Quello che arriverà all’approvazione finale entro il 27 novembre, insomma, sarà con ogni probabilità un testo profondamente mutato rispetto alla prima versione di agosto, che aveva sollevato la rivolta degli attuali dirigenti pubblici. L’opposizione dei diretti interessati continua a essere accesissima, come mostra l’audizione dei giorni scorsi in cui i dirigenti riuniti nel «Comitato nazionale per la difesa degli articoli 97 e 98 della Costituzione» hanno chiesto al Senato di bloccare del tutto il percorso di un decreto che giudicano incostituzionale e inemendabile senza correggere anche la legge delega. Le questioni tecniche aperte sono molte, ma il punto nodale riguarda i rapporti fra politica e dirigenza che potrebbero scaturire dalla riforma. Il meccanismo degli incarichi a tempo, di quattro anni rinnovabili per altri due, non poggia per ora su un sistema definito di valutazione dei risultati dirigenziali, perché in extremis il tema è stato rinviato al testo unico del pubblico impiego che secondo il calendario della riforma dovrebbe essere approvato in prima lettura entro febbraio. Così però, come ha sottolineato il Consiglio di Stato, si costruisce un’architettura a metà, che rischia di far dipendere la sorte dei dirigenti più dalla fedeltà alla politica che dai risultati raggiunti sul campo.

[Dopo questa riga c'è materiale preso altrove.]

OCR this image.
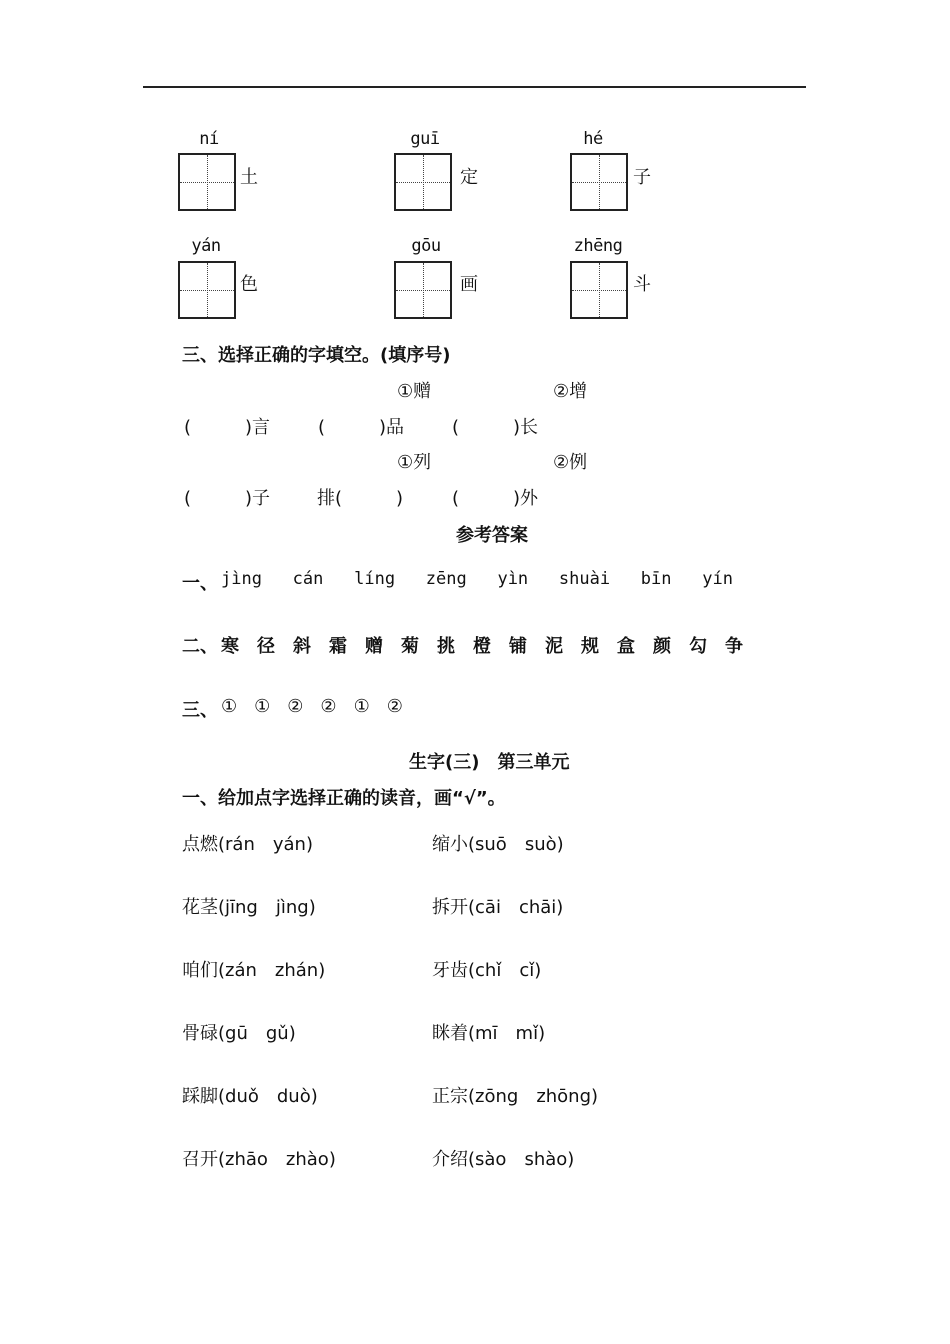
ní
土
guī
定
hé
子
yán
色
gōu
画
zhēng
斗
三、选择正确的字填空。(填序号)
①赠	②增
(　　　)言	(　　　)品	(　　　)长
①列	②例
(　　　)子	排(　　　)	(　　　)外
参考答案
一、 jìng cán líng zēng yìn shuài bīn yín
二、 寒 径 斜 霜 赠 菊 挑 橙 铺 泥 规 盒 颜 勾 争
三、 ① ① ② ② ① ②
生字(三)　第三单元
一、给加点字选择正确的读音，画“√”。
点燃(rán　yán)	缩小(suō　suò)
花茎(jīng　jìng)	拆开(cāi　chāi)
咱们(zán　zhán)	牙齿(chǐ　cǐ)
骨碌(gū　gǔ)	眯着(mī　mǐ)
踩脚(duǒ　duò)	正宗(zōng　zhōng)
召开(zhāo　zhào)	介绍(sào　shào)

Spinose sono anche le questioni economiche, perché la riforma non può creare nuovi costi ma il sistema degli incarichi prevede che i dirigenti rimasti senza posto continuino a ricevere lo stipendio base, cioè privato delle voci accessorie, anche se con tagli progressivi quando si allunga il tempo di “parcheggio”. Questa voce resterebbe a carico dell’ultima amministrazione di appartenenza del dirigente, con il risultato che questa dovrebbe pagare sia il dirigente nuovo sia quello vecchio: soprattutto negli enti locali, questa moltiplicazione dei costi toglierebbe spazi assunzionali e spingerebbe molti a sforare i tetti della spesa di personale per pagare peraltro persone che non lavorano nell’ente. Il Parlamento chiederà di conseguenza di istituire il fondo nazionale per pagare i dirigenti senza incarico, come chiesto dalla conferenza Unificata e come già accade oggi per i segretari comunali in disponibilità. Nel nuovo sistema, i segretari saranno sostituiti dai «dirigenti apicali», e i pareri parlamentari chiederanno di escluderli dagli organici, per evitare l’impasse negli enti più piccoli. Più in generale, sembra destinata a cadere la previsione che subordina all’autorizzazione di Ragioneria generale e Funzione pubblica sui posti dirigenziali da bandire: la soluzione potrebbe passare dall’attribuzione alla Conferenza unificata di un ruolo di primo piano nella gestione di tutto il sistema dirigenziale di regioni ed enti locali. In punta di diritto le condizioni parlamentari e le indicazioni di Consiglio di Stato e Conferenza unificata non sono vincolanti, e per esempio nel testo unico delle partecipate il governo ha deciso di non accogliere tutte le condizioni poste dalle commissioni tornando in Parlamento a spiegare la scelta. Sul piano politico, però, questa strada appare decisamente in salita, oltre che a rischio di sforare la scadenza del 27 novembre per l’ultimo via libera al decreto, ma del resto dalla Funzione pubblica è già filtrata la disponibilità a rimettere mano ai punti più controversi.